In 1968, at age 23, she travelled to Córdoba, as she had a friend moving to the city and an interest in cordovan leather. Her artistic interests shifted to ceramic art, which she studied in Valencia and Manises. In 1976, she began working as a ceramic teacher at the Mateo Inurria School of Arts and Crafts in Córdoba. She taught for 35 years before retiring in 2011.

In the 1980s, Yanase developed an interest in the pottery of the Caliphate of Córdoba. She developed a relationship with the nearby archaeological site, Medina Azahara, and conducted research on the pottery of the Caliphate, incorporating elements of the style into her own work. In 2015, her piece, Kuchu No Ako, was installed at the Medina Azahara museum.

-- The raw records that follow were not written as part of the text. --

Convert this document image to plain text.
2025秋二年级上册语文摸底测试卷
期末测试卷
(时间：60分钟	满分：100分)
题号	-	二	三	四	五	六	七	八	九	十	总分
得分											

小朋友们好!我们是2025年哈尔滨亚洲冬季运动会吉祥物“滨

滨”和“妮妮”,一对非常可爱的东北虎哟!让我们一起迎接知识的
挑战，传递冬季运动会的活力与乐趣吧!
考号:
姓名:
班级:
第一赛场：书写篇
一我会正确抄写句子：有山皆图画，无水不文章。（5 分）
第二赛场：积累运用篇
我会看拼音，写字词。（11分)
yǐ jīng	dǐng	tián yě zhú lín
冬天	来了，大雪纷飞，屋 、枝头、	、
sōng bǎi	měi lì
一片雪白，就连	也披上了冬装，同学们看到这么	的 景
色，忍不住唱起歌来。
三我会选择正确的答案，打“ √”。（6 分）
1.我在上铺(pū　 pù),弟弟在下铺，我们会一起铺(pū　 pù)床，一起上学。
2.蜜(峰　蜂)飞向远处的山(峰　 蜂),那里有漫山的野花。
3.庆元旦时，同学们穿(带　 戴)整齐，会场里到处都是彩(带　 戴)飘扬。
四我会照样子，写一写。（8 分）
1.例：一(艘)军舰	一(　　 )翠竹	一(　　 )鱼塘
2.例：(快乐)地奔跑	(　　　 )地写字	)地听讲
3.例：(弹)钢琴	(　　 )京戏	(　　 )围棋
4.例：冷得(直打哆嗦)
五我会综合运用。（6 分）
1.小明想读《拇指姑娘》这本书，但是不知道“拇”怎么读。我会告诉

Yanase participated in a number of solo exhibitions throughout her career, both in Spain (in Córdoba, Madrid, Málaga, and Seville) and internationally (including Pusan National University, Korea, and Fukuoka Art Gallery, Japan). She participated in group exhibitions in Spain and internationally, including shows at Kaohsiung Museum in Taiwan and the Cervantes Institutes in Japan, Belgium, and Morocco. Her works are part of collections in Japan, Switzerland, and Italy.

Yanase designed a monument to Juan Díaz de Moral in Bujalance; she also designed the poster for the 2016 May Festival. In 2015, she received a heritage award for her contributions to the central district of Córdoba.

Yanase lived in Córdoba with her husband, artist Antonio I. González. She died on May 21, 2019, after a sudden illness.